Programm

Liebe Zuhörerinnen und Zuhörer,


wir begrüßen Sie herzlich bei der Preisverleihung des Kompositionswettbewerb JüMiD – Aktuelle jüdische Musik in Deutschland und wünschen Ihnen ein freudiges und inspirierendes Konzerterlebnis!

Mit freundlichen Grüßen,
Anke Biedenkapp | Vorsitzende des Global Partnership Hannover e.V.

PROGRAMM

Do, 5. Mai 2022 | 19:00 Uhr, Villa Seligmann Hannover

Musikalische Einleitung 
Jean Goldenbaum und Elena Ilinskaya

Grußwort 
Eliah Sakakushev-von Bismarck, Direktor der Villa Seligmann

Moderation
Laura Berman, Intendantin der Staatsoper Hannover
Anke Biedenkapp über die Entstehungsgeschichte des JüMiD

Musikalischer Festakt

Sieger in der Kategorie Klassik:
A_pesar“ Camilo Bornstein
Laudatio: Julia Spinola, Musikkritikerin

Siegerin in der Kategorie Synagogalmusik:
„Kel malej Rachamim“Ekaterina Margolin
Laudatio: Yoed Sorek, Kantor der Liberalen Jüdischen Gemeinde Hannover 

Sieger in der Kategorie Jazz:
„Wer hinterlässt, was er liebt“ – Ira Shiran
Laudatio: Arne Pünter, Musiker und Geschäftsführer der JMI Hannover, Gründer der Rampe

Siegerin in der Kategorie Pop:
„Let it go“ – Maria Raykhman
Laudatio: Noam Bar, Musikerin 

Ausklang

Get together (mit Fingerfood)

preisträger*innen

Camilo Bornstein

Kategorie Klassik
A_PESAR“ – CAMILO BORNSTEIN

Über die Komposition

Das Stück A_pesar ist im Rahmen des Konzertes „Erinnern in Musik – Zwei Generationen begegnen sich im Philanthropin“ anlässlich der sich zum 83. Mal jährenden Pogromnacht im Jahr 2021 entstanden. Der Abend wurde von der Jüdischen Gemeinde Frankfurt am Main mit mir als künstlerischem Leiter organisiert. Die persönlichen Erinnerungen von Werner Kahn, meinem Großonkel, an die Pogromnacht 1938 in Frankfurt bildeten durch die Einspielung von Interviews mit ihm den dramaturgischen Bogen der Veranstaltung. A_pesar ist mein erster Versuch, seitdem ich aus Brasilien nach Deutschland gezogen bin, mich mit dem Teil meiner familiären Geschichte auseinanderzusetzen, der unmittelbar mit der Schoah verknüpft ist.
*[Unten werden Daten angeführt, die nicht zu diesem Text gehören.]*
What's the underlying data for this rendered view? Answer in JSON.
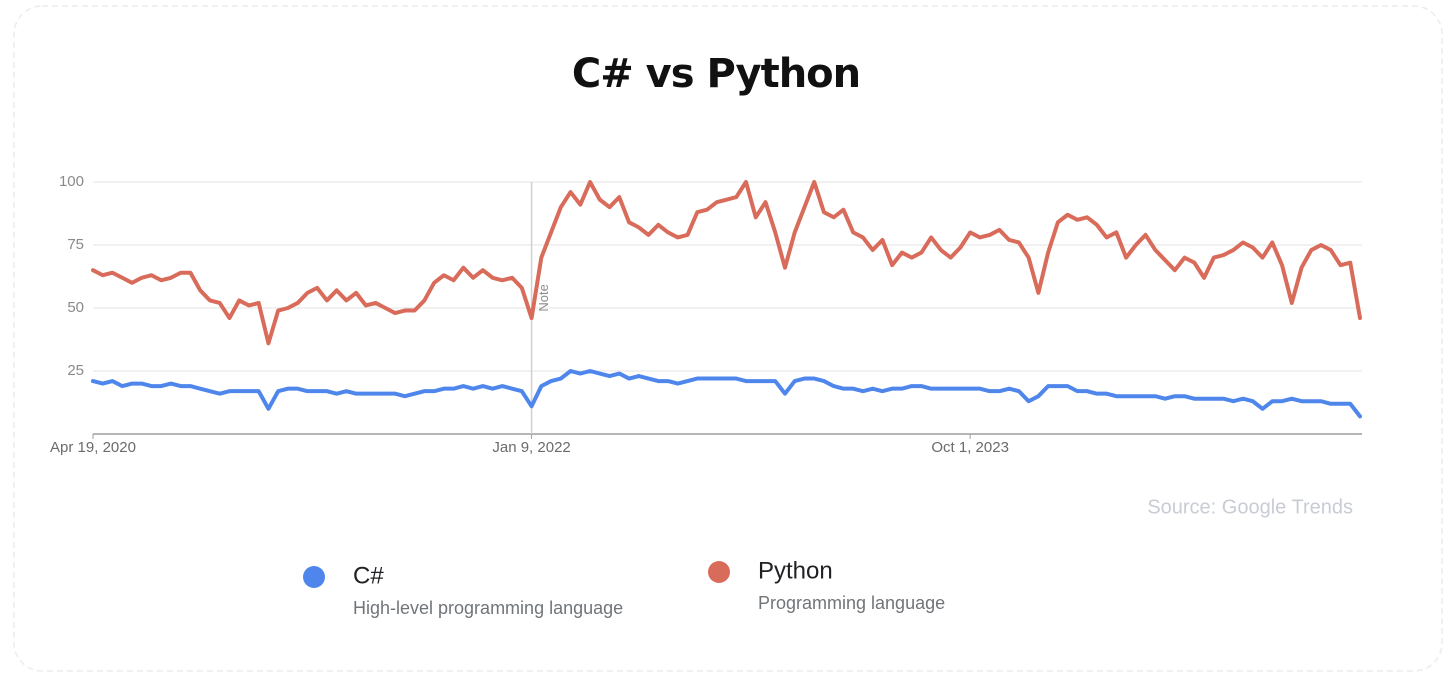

Die Komposition A_pesar steht für ein musikalisches Treffen zweier Jungen, die im gleichen Alter an derselben Schule bzw. im gleichen Gebäude, aber um 83 Jahre versetzt, lernten bzw. lernen: das Philanthropin in Frankfurt am Main. Das Stück ist für Violine und Trompete geschrieben, die Instrumente, die von den beiden Jungen gespielt wurden: Violine spielte Werner Kahn, geboren 1925 und wohnend seit 1939 in Brasilien, und Trompete spielt Yuval, geboren 2010, den ich als meinen Schüler durch meine Tätigkeit als Grundschullehrer kennenlernte. Die Instrumente arbeiten vorwiegend miteinander in einem ergänzenden Gespräch, wie eine imaginäre Begegnung der beiden. Die zwei Zeiten, 1938 und 2021, finden ihre Entsprechung in den abwechselnden Momenten, wo mal geräuschartige und mal stimmhafte Klänge ertönen. Die ersten deuten auf die immer fernere jedoch starkbleibende Erinnerung von Werner Kahn an die Pogromnacht hin und die zweiten stehen für die optimistische und aufgeschlossene Lebenseinstellung von Yuval, als junger jüdischer Deutscher. 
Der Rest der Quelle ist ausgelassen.